In terms of outdoor retail stores in the USA, REI has an enormous influence. This is both good and bad: it’s ubiquitous presence and huge buying power can threaten smaller, locally owned businesses. On the other hand, it is a co-op which shares benefits back to members, supports some good outdoors initiatives, and provides affordable gear to millions of people.

REI has also taken some significant steps to reduce its environmental impact and has recently released an interesting update on it’s efforts to source all it’s electricity from renewable sources.

Employee Kirk Myers, writing on the REI blog, reports:

“As a co-op that knows that a life outdoors is a life well lived, we have long recognized the connection between energy use, climate change and the health of the outdoor places we love. Healthier outdoor places and a healthier planet can be a global outcome if there’s enough of a shift soon to renewable energy”.

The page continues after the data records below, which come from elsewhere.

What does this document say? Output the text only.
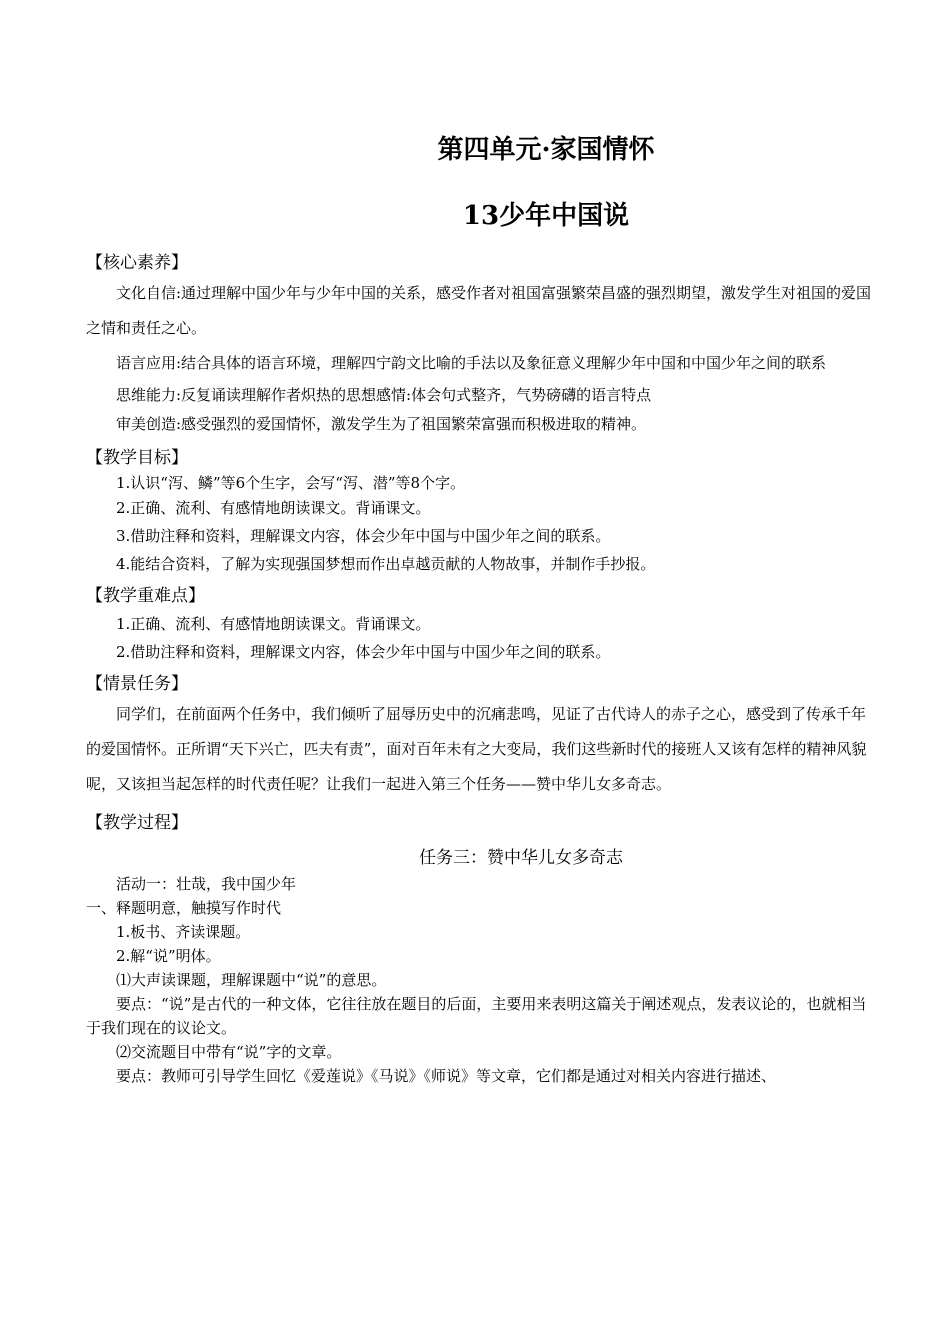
第四单元·家国情怀
13少年中国说
【核心素养】

文化自信:通过理解中国少年与少年中国的关系，感受作者对祖国富强繁荣昌盛的强烈期望，激发学生对祖国的爱国之情和责任之心。

语言应用:结合具体的语言环境，理解四宁韵文比喻的手法以及象征意义理解少年中国和中国少年之间的联系

思维能力:反复诵读理解作者炽热的思想感情:体会句式整齐，气势磅礴的语言特点

审美创造:感受强烈的爱国情怀，激发学生为了祖国繁荣富强而积极进取的精神。

【教学目标】

1.认识“泻、鳞”等6个生字，会写“泻、潜”等8个字。

2.正确、流利、有感情地朗读课文。背诵课文。

3.借助注释和资料，理解课文内容，体会少年中国与中国少年之间的联系。

4.能结合资料，了解为实现强国梦想而作出卓越贡献的人物故事，并制作手抄报。

【教学重难点】

1.正确、流利、有感情地朗读课文。背诵课文。

2.借助注释和资料，理解课文内容，体会少年中国与中国少年之间的联系。

【情景任务】

同学们，在前面两个任务中，我们倾听了屈辱历史中的沉痛悲鸣，见证了古代诗人的赤子之心，感受到了传承千年的爱国情怀。正所谓“天下兴亡，匹夫有责”，面对百年未有之大变局，我们这些新时代的接班人又该有怎样的精神风貌呢，又该担当起怎样的时代责任呢？让我们一起进入第三个任务——赞中华儿女多奇志。

【教学过程】
任务三：赞中华儿女多奇志
活动一：壮哉，我中国少年
一、释题明意，触摸写作时代

1.板书、齐读课题。

2.解“说”明体。

⑴大声读课题，理解课题中“说”的意思。

要点：“说”是古代的一种文体，它往往放在题目的后面，主要用来表明这篇关于阐述观点，发表议论的，也就相当于我们现在的议论文。

⑵交流题目中带有“说”字的文章。

要点：教师可引导学生回忆《爱莲说》《马说》《师说》等文章，它们都是通过对相关内容进行描述、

They have been working for more than a decade to shift their energy sources to be fully renewable, while also tackling the question of energy efficiency in their stores and other operations:

“We started more than a decade ago on energy, sourcing 20 percent of REI’s power from renewable energy in 2006. Renewable energy was just becoming available—in fits and starts—and we pioneered with early green power offerings from utilities. We also aggressively focused on energy efficiency, as an unneeded kilowatt-hour of electricity is not only the greenest electricity but also the cheapest. Our continual efforts to make our stores and buildings more efficient has had great success: While our co-op has grown revenue 78 percent since 2008, our energy use (in this case, electricity for power and natural gas for heating) has been nearly flat, growing only 4.5 percent. Our buildings use about 25 percent less energy per square foot than they did in 2006.”

While the public energy debate often focuses on whether energy used is ‘clean’ (renewable) or ‘dirty’ (fossil fuel), energy efficiency often gets far less attention, yet is equally important:

“Our energy strategy is straightforward: use as little electricity as possible, generate as much renewable energy as we can through our own systems, and then obtain the rest of the electricity we need from other new and innovative renewable sources. With this work, our electricity has been 100 percent renewable since 2013 and we are committed to continuing to source 100 percent renewable energy in the future.”

“Over the past decade, our energy savings have contributed more than $20 million in savings to our co-op, allowing us to do more for our members and to support our investments in the trails and parks we enjoy.”

This is an impressive bit of work by a very influential player in the outdoor retail scene in North America. The blog post also provides ideas on how individuals can reduce their climate footprint by sourcing renewable energy.